Una vez que la maestra ha ordenado hacer las tareas y los pequeños se concentran en ellas, toda la clase se sumerge en un silencio absoluto. Cuando un alumno acaba, se lo dice a la maestra, que revisa el trabajo. Si no está bien, se lo volverá a explicar. Si está bien no le pondrá más tareas. Cada uno va a su ritmo, pero toda la clase progresa a la vez. Nadie seguirá adelante con el temario hasta que todos hayan terminado las tareas que se les haya mandado hacer. Aunque se dé el caso de que el alumno más rápido se pase toda la clase sin seguir practicando la asignatura. ¿Qué hacen estos niños y niñas mientras esperan a que acabe el último? ¿Cómo se consigue que los alumnos se mantengan en silencio y quietos, que aprendan aunque no avancen en el temario? Sorpresa: leyendo.

Junto a cada aula de esta pequeña escuela hay una sala con un sofá y mesas. Quienes ya han terminado su tarea pueden ir allí y leer, o bien pueden hacerlo en el aula. Cada uno escoge el cuento que más le atrae, o bien lee algún libro traído de casa. Terminados los ejercicios que haya mandado la maestra, ni siquiera preguntan qué han de hacer: se ponen a leer. No protestan, no piden que les dejen ir a jugar: ya tendrán tiempo para hacerlo.
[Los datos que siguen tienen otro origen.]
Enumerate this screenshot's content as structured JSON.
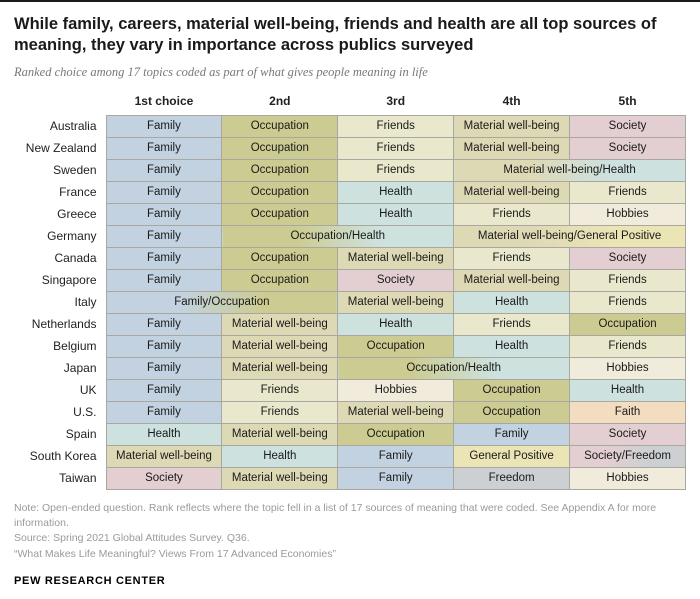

Saben que pueden leer, y leen. Y si al final todo el mundo acaba la tarea y aún no es la hora de salir al patio, la profesora no intentará introducir más temario: dejará que los alumnos continúen leyendo o bien les pedirá que se sienten y ella misma les contará un cuento.

(Fuente: Kristeligt Dagblad, 31.1.2012)

Del mismo modo que la asignatura, el material, los libros de texto, la calma y la lectura pasan a un segundo plano, se sale al patio a jugar; y si a algún niño no le apetece salir a jugar con la nieve se quedará con la boca abierta mientras la voz de la maestra le susurrará al oído que al cabo de cuatro páginas alguien ha creado un mundo nuevo, que no estará obligado a entrar en él, pero ¡qué buen rato pasará si lo hace!

© de este texto: Clàudia Rius, 2015.


[1] Italo Calvino: “L’apologo dell’onestità”, en La Repubblica, 15.3.1980.
[2] Para tener una idea más completa de esos debates propongo la lectura de algunos de los artículos que se encuentran a través de este enlace.



(Este artículo fue publicado originalmente en catalán con el título “Com aprenen a llegir els nens a Suècia?” en Núvol, digital de cultura, Barcelona. IMPEDIMENTA agradece a su autora la autorización para traducirlo y publicarlo en castellano. La traducción es de Albert Lázaro-Tinaut).